Bei einer Razzia der brasilianischen Polizei gegen eine Drogenhändlerbande in Rio sind mindestens 64 Menschen ums Leben gekommen

Der Polizeieinsatz war einer der gewalttätigsten in der jüngeren Geschichte Brasiliens. Menschenrechtsorganisationen forderten eine Untersuchung der Todesfälle.

Eine massive Razzia gegen eine Drogenhandelsbande in Rio de Janeiro löste am Dienstag Schießereien aus, bei denen mindestens 60 Verdächtige und vier Polizisten getötet wurden, sagten Beamte.

Die Operation umfasste Beamte in Hubschraubern und gepanzerten Fahrzeugen und zielte auf das berüchtigte Rote Kommando in den weitläufigen Favelas mit niedrigem Einkommen in Complexo de Alemao und Penha ab, teilte die Polizei mit.

Mindestens 81 Verdächtige seien festgenommen worden, außerdem seien 93 Gewehre und mehr als eine halbe Tonne Drogen beschlagnahmt worden, teilte die Landesregierung mit und fügte hinzu, dass die Getöteten „sich dem Vorgehen der Polizei widersetzten“.

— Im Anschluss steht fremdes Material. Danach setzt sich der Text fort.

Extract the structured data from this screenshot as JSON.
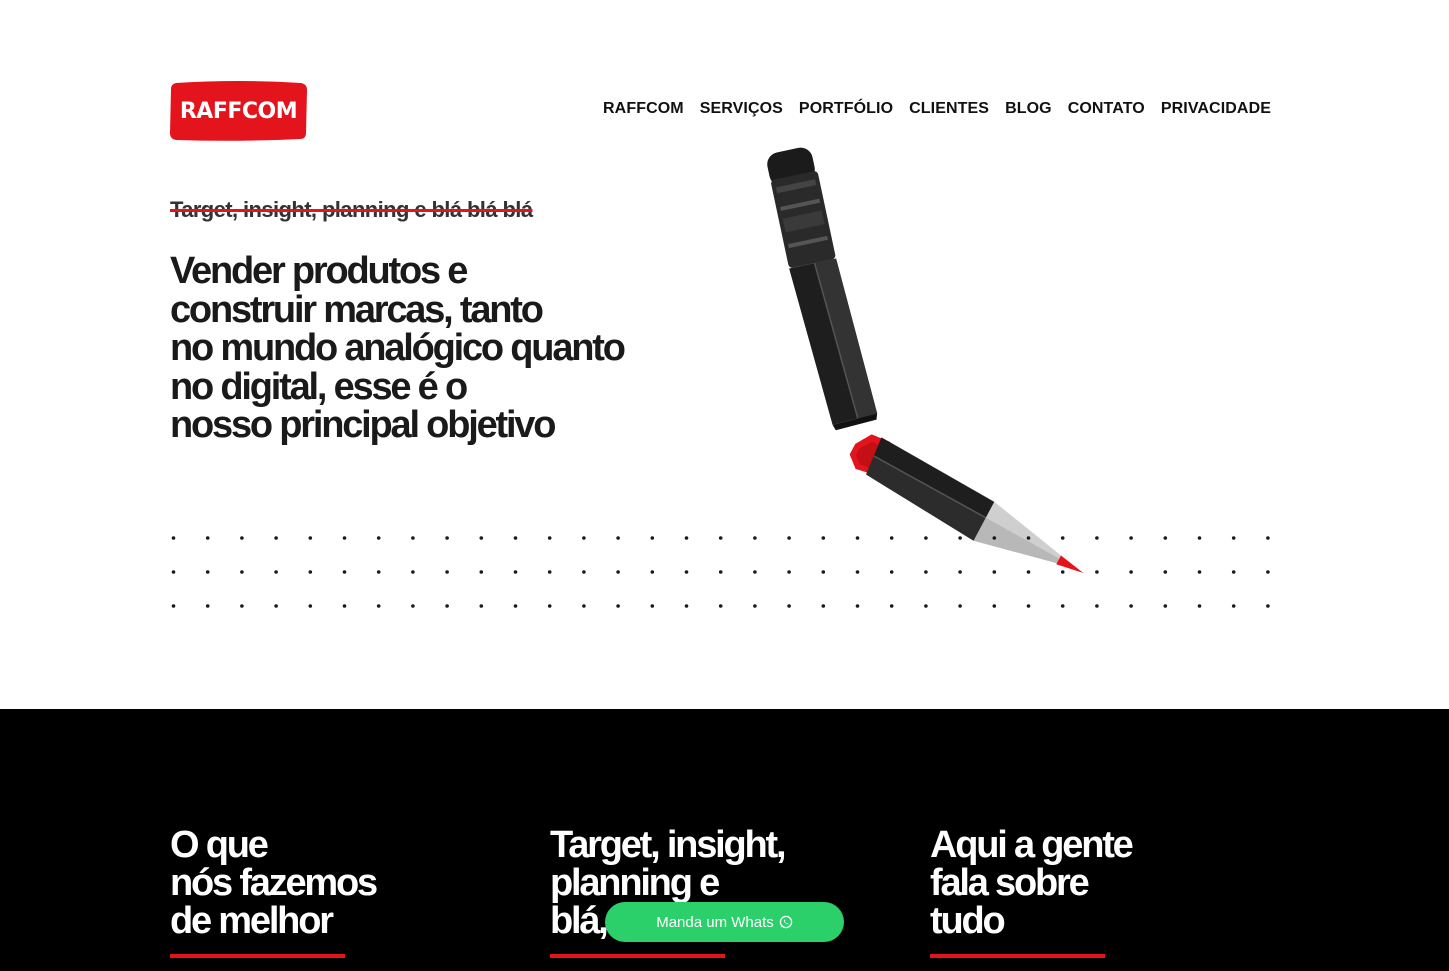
{
  "brand": {
    "logo_text": "RAFFCOM",
    "accent": "#e3141b"
  },
  "nav": {
    "items": [
      {
        "label": "RAFFCOM"
      },
      {
        "label": "SERVIÇOS"
      },
      {
        "label": "PORTFÓLIO"
      },
      {
        "label": "CLIENTES"
      },
      {
        "label": "BLOG"
      },
      {
        "label": "CONTATO"
      },
      {
        "label": "PRIVACIDADE"
      }
    ]
  },
  "hero": {
    "struck_text": "Target, insight, planning e blá blá blá",
    "title_lines": [
      "Vender produtos e",
      "construir marcas, tanto",
      "no mundo analógico quanto",
      "no digital, esse é o",
      "nosso principal objetivo"
    ]
  },
  "sections": [
    {
      "title_lines": [
        "O que",
        "nós fazemos",
        "de melhor"
      ]
    },
    {
      "title_lines": [
        "Target, insight,",
        "planning e",
        "blá, blá, blá"
      ]
    },
    {
      "title_lines": [
        "Aqui a gente",
        "fala sobre",
        "tudo"
      ]
    }
  ],
  "whatsapp": {
    "label": "Manda um Whats",
    "color": "#2bd06a",
    "icon": "whatsapp-icon"
  }
}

Die Operation war eine der gewalttätigsten in der jüngeren Geschichte Brasiliens. Menschenrechtsorganisationen forderten eine Untersuchung der Todesfälle.

Nach Angaben des Gouverneurs von Rio, Claudio Castro, wurden 60 kriminelle Verdächtige während der massiven Razzia „neutralisiert“, die er als die größte derartige Operation in der Geschichte der Stadt bezeichnete.

Die Zivilpolizei von Rio teilte auf X mit, dass bei dem Einsatz am Dienstag vier Beamte ums Leben gekommen seien. „Die feigen Angriffe von Kriminellen auf unsere Agenten werden nicht ungestraft bleiben“, hieß es.

Eine unbekannte Anzahl von Menschen wurde verletzt.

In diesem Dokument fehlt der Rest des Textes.